6. The ink let recording apparatus according to claim 1, wherein the ink consumption amount includes an amount of ink consumed through the recording head by a recovery operation in which the recording head discharges ink in order to recover the recording head.

7. The ink jet recording apparatus according to claim 1, further comprising:

a measurement unit configured to measure an elapsed time from a previous discharge operation; and

a storage unit configured to store a plurality of the elapsed times measured by the measurement unit,

wherein the changing unit changes the plurality of the elapsed times based on an ink consumption amount consumed through the recording head after a previous discharge operation.

8. The ink jet recording apparatus according to claim 7, wherein, with regard to the plurality of the elapsed times, a number of elapsed times values of which are changed is greater, in a case where the ink consumption amount is greater than a threshold value, than in a case where the ink consumption amount is less than the threshold value.

9. The ink jet recording apparatus according to claim 7, wherein, in a case where the ink consumption amount is greater than a threshold value, the changing unit changes a value of the elapsed time to be smaller than in a case where the ink consumption amount is less than the threshold value.

10. The ink jet recording apparatus according to claim 7, wherein, with regard to the plurality of the elapsed times, in a case where a number of the elapsed times greater than a predetermined time is greater than a predetermined number, the control unit controls an amount of ink that is to be discharged by the discharge unit to be greater than in a case where the number of the elapsed times greater than the predetermined time is less than the predetermined number.

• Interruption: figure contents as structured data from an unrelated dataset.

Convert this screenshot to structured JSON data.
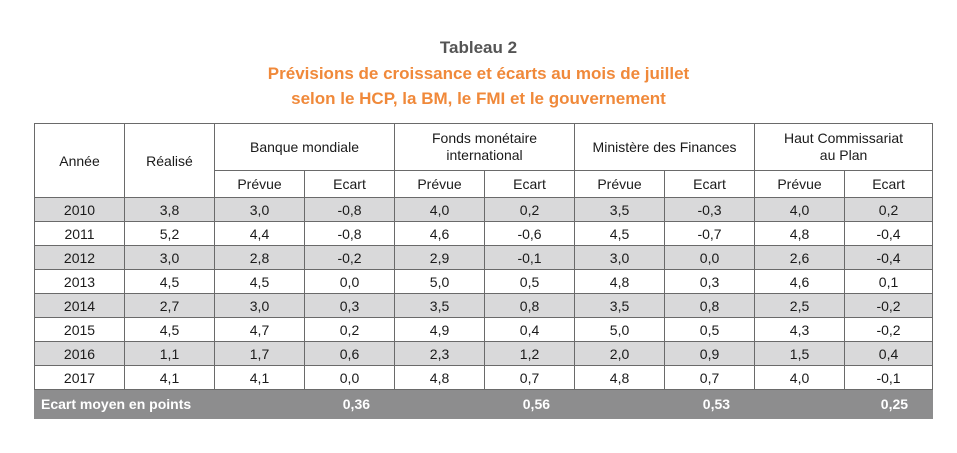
{
  "caption": {
    "label": "Tableau 2",
    "title_line1": "Prévisions de croissance et écarts au mois de juillet",
    "title_line2": "selon le HCP, la BM, le FMI et le gouvernement"
  },
  "table": {
    "col_year": "Année",
    "col_realise": "Réalisé",
    "groups": [
      {
        "line1": "Banque mondiale",
        "line2": ""
      },
      {
        "line1": "Fonds monétaire",
        "line2": "international"
      },
      {
        "line1": "Ministère des Finances",
        "line2": ""
      },
      {
        "line1": "Haut Commissariat",
        "line2": "au Plan"
      }
    ],
    "sub_prevue": "Prévue",
    "sub_ecart": "Ecart",
    "rows": [
      {
        "year": "2010",
        "realise": "3,8",
        "bm_p": "3,0",
        "bm_e": "-0,8",
        "fmi_p": "4,0",
        "fmi_e": "0,2",
        "mf_p": "3,5",
        "mf_e": "-0,3",
        "hcp_p": "4,0",
        "hcp_e": "0,2"
      },
      {
        "year": "2011",
        "realise": "5,2",
        "bm_p": "4,4",
        "bm_e": "-0,8",
        "fmi_p": "4,6",
        "fmi_e": "-0,6",
        "mf_p": "4,5",
        "mf_e": "-0,7",
        "hcp_p": "4,8",
        "hcp_e": "-0,4"
      },
      {
        "year": "2012",
        "realise": "3,0",
        "bm_p": "2,8",
        "bm_e": "-0,2",
        "fmi_p": "2,9",
        "fmi_e": "-0,1",
        "mf_p": "3,0",
        "mf_e": "0,0",
        "hcp_p": "2,6",
        "hcp_e": "-0,4"
      },
      {
        "year": "2013",
        "realise": "4,5",
        "bm_p": "4,5",
        "bm_e": "0,0",
        "fmi_p": "5,0",
        "fmi_e": "0,5",
        "mf_p": "4,8",
        "mf_e": "0,3",
        "hcp_p": "4,6",
        "hcp_e": "0,1"
      },
      {
        "year": "2014",
        "realise": "2,7",
        "bm_p": "3,0",
        "bm_e": "0,3",
        "fmi_p": "3,5",
        "fmi_e": "0,8",
        "mf_p": "3,5",
        "mf_e": "0,8",
        "hcp_p": "2,5",
        "hcp_e": "-0,2"
      },
      {
        "year": "2015",
        "realise": "4,5",
        "bm_p": "4,7",
        "bm_e": "0,2",
        "fmi_p": "4,9",
        "fmi_e": "0,4",
        "mf_p": "5,0",
        "mf_e": "0,5",
        "hcp_p": "4,3",
        "hcp_e": "-0,2"
      },
      {
        "year": "2016",
        "realise": "1,1",
        "bm_p": "1,7",
        "bm_e": "0,6",
        "fmi_p": "2,3",
        "fmi_e": "1,2",
        "mf_p": "2,0",
        "mf_e": "0,9",
        "hcp_p": "1,5",
        "hcp_e": "0,4"
      },
      {
        "year": "2017",
        "realise": "4,1",
        "bm_p": "4,1",
        "bm_e": "0,0",
        "fmi_p": "4,8",
        "fmi_e": "0,7",
        "mf_p": "4,8",
        "mf_e": "0,7",
        "hcp_p": "4,0",
        "hcp_e": "-0,1"
      }
    ],
    "footer": {
      "label": "Ecart moyen en points",
      "bm": "0,36",
      "fmi": "0,56",
      "mf": "0,53",
      "hcp": "0,25"
    }
  },
  "colors": {
    "title_accent": "#f0893a",
    "label_gray": "#555555",
    "row_shade": "#d9d9da",
    "footer_bg": "#8d8d8e"
  }
}
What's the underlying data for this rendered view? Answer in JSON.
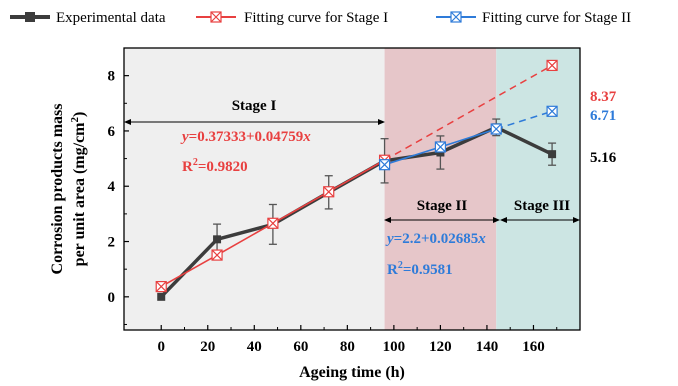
{
  "chart_data": {
    "type": "line",
    "xlabel": "Ageing time (h)",
    "ylabel_line1": "Corrosion products mass",
    "ylabel_line2": "per unit area (mg/cm",
    "ylabel_sup": "2",
    "ylabel_close": ")",
    "xlim": [
      -16,
      180
    ],
    "ylim": [
      -1.2,
      9.0
    ],
    "x_ticks": [
      0,
      20,
      40,
      60,
      80,
      100,
      120,
      140,
      160
    ],
    "y_ticks": [
      0,
      2,
      4,
      6,
      8
    ],
    "legend": {
      "position": "top",
      "items": [
        "Experimental data",
        "Fitting curve for Stage I",
        "Fitting curve for Stage II"
      ]
    },
    "regions": [
      {
        "label": "Stage I",
        "x_start": -16,
        "x_end": 96,
        "color": "#efefef"
      },
      {
        "label": "Stage II",
        "x_start": 96,
        "x_end": 144,
        "color": "#e6c6c9"
      },
      {
        "label": "Stage III",
        "x_start": 144,
        "x_end": 180,
        "color": "#cce5e3"
      }
    ],
    "series": [
      {
        "name": "Experimental data",
        "color": "#3c3c3c",
        "marker": "square",
        "x": [
          0,
          24,
          48,
          72,
          96,
          120,
          144,
          168
        ],
        "y": [
          0.0,
          2.08,
          2.62,
          3.78,
          4.92,
          5.22,
          6.13,
          5.16
        ],
        "err": [
          0,
          0.55,
          0.72,
          0.6,
          0.8,
          0.6,
          0.3,
          0.4
        ]
      },
      {
        "name": "Fitting curve for Stage I",
        "color": "#e84040",
        "marker": "square-x",
        "x": [
          0,
          24,
          48,
          72,
          96
        ],
        "y": [
          0.37,
          1.51,
          2.66,
          3.8,
          4.94
        ],
        "extrapolated_x": [
          96,
          120,
          144,
          168
        ],
        "extrapolated_y": [
          4.94,
          6.08,
          7.23,
          8.37
        ]
      },
      {
        "name": "Fitting curve for Stage II",
        "color": "#2e7bd9",
        "marker": "square-x",
        "x": [
          96,
          120,
          144
        ],
        "y": [
          4.78,
          5.42,
          6.07
        ],
        "extrapolated_x": [
          144,
          168
        ],
        "extrapolated_y": [
          6.07,
          6.71
        ]
      }
    ],
    "annotations": {
      "stage1_label": "Stage I",
      "stage2_label": "Stage II",
      "stage3_label": "Stage III",
      "eq1_var": "y",
      "eq1_rhs": "=0.37333+0.04759",
      "eq1_x": "x",
      "r2_1_prefix": "R",
      "r2_1_sup": "2",
      "r2_1_value": "=0.9820",
      "eq2_var": "y",
      "eq2_rhs": "=2.2+0.02685",
      "eq2_x": "x",
      "r2_2_prefix": "R",
      "r2_2_sup": "2",
      "r2_2_value": "=0.9581",
      "end_value_1": "8.37",
      "end_value_2": "6.71",
      "end_value_3": "5.16"
    }
  }
}
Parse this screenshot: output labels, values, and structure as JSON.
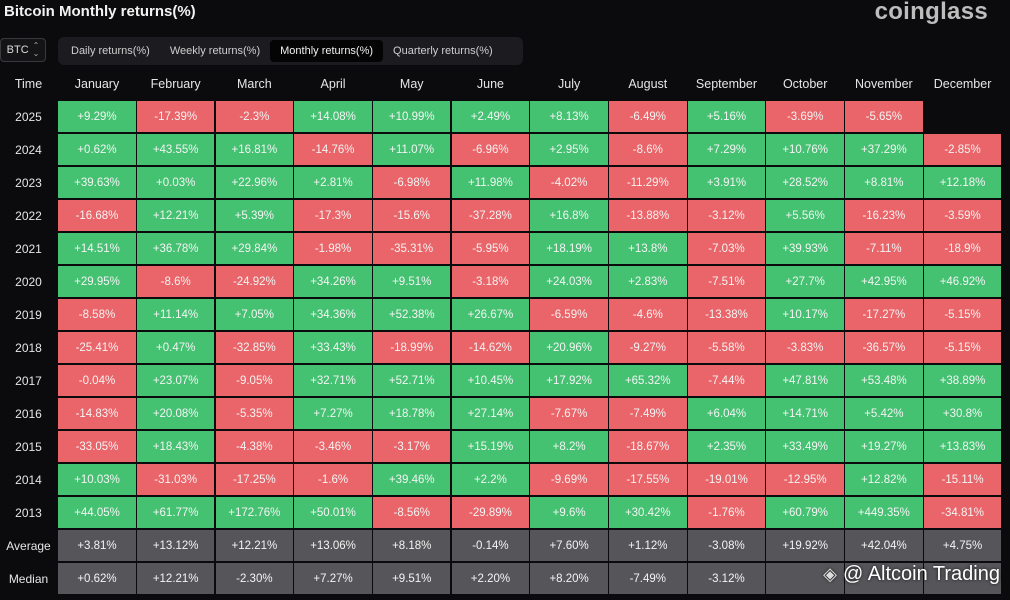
{
  "header": {
    "title": "Bitcoin Monthly returns(%)",
    "brand": "coinglass"
  },
  "asset_selector": {
    "value": "BTC",
    "icon": "chevron-up-down-icon"
  },
  "tabs": [
    {
      "label": "Daily returns(%)",
      "active": false
    },
    {
      "label": "Weekly returns(%)",
      "active": false
    },
    {
      "label": "Monthly returns(%)",
      "active": true
    },
    {
      "label": "Quarterly returns(%)",
      "active": false
    }
  ],
  "table": {
    "corner_label": "Time",
    "months": [
      "January",
      "February",
      "March",
      "April",
      "May",
      "June",
      "July",
      "August",
      "September",
      "October",
      "November",
      "December"
    ],
    "rows": [
      {
        "label": "2025",
        "values": [
          "+9.29%",
          "-17.39%",
          "-2.3%",
          "+14.08%",
          "+10.99%",
          "+2.49%",
          "+8.13%",
          "-6.49%",
          "+5.16%",
          "-3.69%",
          "-5.65%",
          ""
        ]
      },
      {
        "label": "2024",
        "values": [
          "+0.62%",
          "+43.55%",
          "+16.81%",
          "-14.76%",
          "+11.07%",
          "-6.96%",
          "+2.95%",
          "-8.6%",
          "+7.29%",
          "+10.76%",
          "+37.29%",
          "-2.85%"
        ]
      },
      {
        "label": "2023",
        "values": [
          "+39.63%",
          "+0.03%",
          "+22.96%",
          "+2.81%",
          "-6.98%",
          "+11.98%",
          "-4.02%",
          "-11.29%",
          "+3.91%",
          "+28.52%",
          "+8.81%",
          "+12.18%"
        ]
      },
      {
        "label": "2022",
        "values": [
          "-16.68%",
          "+12.21%",
          "+5.39%",
          "-17.3%",
          "-15.6%",
          "-37.28%",
          "+16.8%",
          "-13.88%",
          "-3.12%",
          "+5.56%",
          "-16.23%",
          "-3.59%"
        ]
      },
      {
        "label": "2021",
        "values": [
          "+14.51%",
          "+36.78%",
          "+29.84%",
          "-1.98%",
          "-35.31%",
          "-5.95%",
          "+18.19%",
          "+13.8%",
          "-7.03%",
          "+39.93%",
          "-7.11%",
          "-18.9%"
        ]
      },
      {
        "label": "2020",
        "values": [
          "+29.95%",
          "-8.6%",
          "-24.92%",
          "+34.26%",
          "+9.51%",
          "-3.18%",
          "+24.03%",
          "+2.83%",
          "-7.51%",
          "+27.7%",
          "+42.95%",
          "+46.92%"
        ]
      },
      {
        "label": "2019",
        "values": [
          "-8.58%",
          "+11.14%",
          "+7.05%",
          "+34.36%",
          "+52.38%",
          "+26.67%",
          "-6.59%",
          "-4.6%",
          "-13.38%",
          "+10.17%",
          "-17.27%",
          "-5.15%"
        ]
      },
      {
        "label": "2018",
        "values": [
          "-25.41%",
          "+0.47%",
          "-32.85%",
          "+33.43%",
          "-18.99%",
          "-14.62%",
          "+20.96%",
          "-9.27%",
          "-5.58%",
          "-3.83%",
          "-36.57%",
          "-5.15%"
        ]
      },
      {
        "label": "2017",
        "values": [
          "-0.04%",
          "+23.07%",
          "-9.05%",
          "+32.71%",
          "+52.71%",
          "+10.45%",
          "+17.92%",
          "+65.32%",
          "-7.44%",
          "+47.81%",
          "+53.48%",
          "+38.89%"
        ]
      },
      {
        "label": "2016",
        "values": [
          "-14.83%",
          "+20.08%",
          "-5.35%",
          "+7.27%",
          "+18.78%",
          "+27.14%",
          "-7.67%",
          "-7.49%",
          "+6.04%",
          "+14.71%",
          "+5.42%",
          "+30.8%"
        ]
      },
      {
        "label": "2015",
        "values": [
          "-33.05%",
          "+18.43%",
          "-4.38%",
          "-3.46%",
          "-3.17%",
          "+15.19%",
          "+8.2%",
          "-18.67%",
          "+2.35%",
          "+33.49%",
          "+19.27%",
          "+13.83%"
        ]
      },
      {
        "label": "2014",
        "values": [
          "+10.03%",
          "-31.03%",
          "-17.25%",
          "-1.6%",
          "+39.46%",
          "+2.2%",
          "-9.69%",
          "-17.55%",
          "-19.01%",
          "-12.95%",
          "+12.82%",
          "-15.11%"
        ]
      },
      {
        "label": "2013",
        "values": [
          "+44.05%",
          "+61.77%",
          "+172.76%",
          "+50.01%",
          "-8.56%",
          "-29.89%",
          "+9.6%",
          "+30.42%",
          "-1.76%",
          "+60.79%",
          "+449.35%",
          "-34.81%"
        ]
      }
    ],
    "stats": [
      {
        "label": "Average",
        "values": [
          "+3.81%",
          "+13.12%",
          "+12.21%",
          "+13.06%",
          "+8.18%",
          "-0.14%",
          "+7.60%",
          "+1.12%",
          "-3.08%",
          "+19.92%",
          "+42.04%",
          "+4.75%"
        ]
      },
      {
        "label": "Median",
        "values": [
          "+0.62%",
          "+12.21%",
          "-2.30%",
          "+7.27%",
          "+9.51%",
          "+2.20%",
          "+8.20%",
          "-7.49%",
          "-3.12%",
          "",
          "",
          ""
        ]
      }
    ]
  },
  "colors": {
    "positive": "#44c272",
    "negative": "#ea6569",
    "stat": "#56565a"
  },
  "watermark": {
    "text": "@ Altcoin Trading",
    "icon": "diamond-logo-icon"
  }
}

11. The ink jet recording apparatus according to claim 1 further comprising a valve capable of switching a state between a first state in which ink can be supplied to the recording head from the tank and a second state in which ink cannot be supplied to the recording head from the tank,

wherein the valve switches the state to the second state when the discharge operation is to be executed, and switches the state to the first state after the discharge operation is executed.

12. The ink jet recording apparatus according to claim 1 further comprising a suction cap contacting the recording head, configured to suck ink from the recording head,

wherein the discharge operation includes a suction operation in which ink is sucked by the suction cap.